- La urticaria es una enfermedad cutánea caracterizada por la aparición repetitiva de habones elevados, con posible enrojecimiento y picazón de la piel.
- Las reacciones alérgicas a medicamentos o alimentos pueden ser la causa, y se conoce que factores como las infecciones y el estrés también están relacionados.
- Cuando los mediadores inflamatorios, como la histamina, se liberan de los mastocitos, los vasos sanguíneos presentan una fuga temporal y dilatación, lo que provoca la aparición de habones y picazón.
- La presentación típica consiste en habones pruriginosos de color rojo o del color de la piel; en casos graves, puede dificultarse la respiración debido al edema perirrespiratorio.
- Las personas con otras alergias pueden tener una mayor probabilidad de desarrollar urticaria, pero los factores desencadenantes y la gravedad varían según cada individuo.
- Muchos casos de urticaria mejoran espontáneamente, pero existen aquellos que persisten o se repiten, y en raras ocasiones pueden acompañarse de un edema de las vías respiratorias que pone en peligro la vida.

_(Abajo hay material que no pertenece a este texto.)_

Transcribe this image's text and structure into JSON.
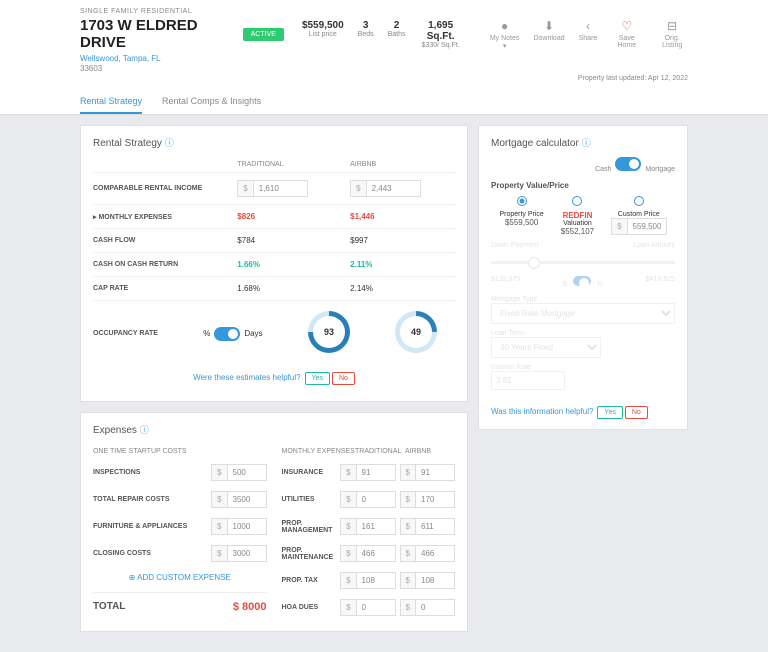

- El diagnóstico se centra en la evaluación clínica, verificando la apariencia de las lesiones, su patrón de aparición y desaparición, la exposición y los síntomas acompañantes, añadiendo pruebas limitadas cuando sea necesario.
- La urticaria puede no tener una causa identificada, y dado que los hallazgos del examen pueden ser normales después de que las lesiones desaparecen, las fotografías y los registros de la progresión temporal son útiles para la interpretación.
- El manejo se enfoca en evitar los posibles factores desencadenantes, aliviar los síntomas y distinguir signos de emergencia como la dificultad respiratoria o el edema de progresión rápida.
- El tratamiento se basa generalmente en antihistamínicos no sedantes, y en caso de una respuesta insuficiente o gravedad, el personal médico puede considerar otros tratamientos.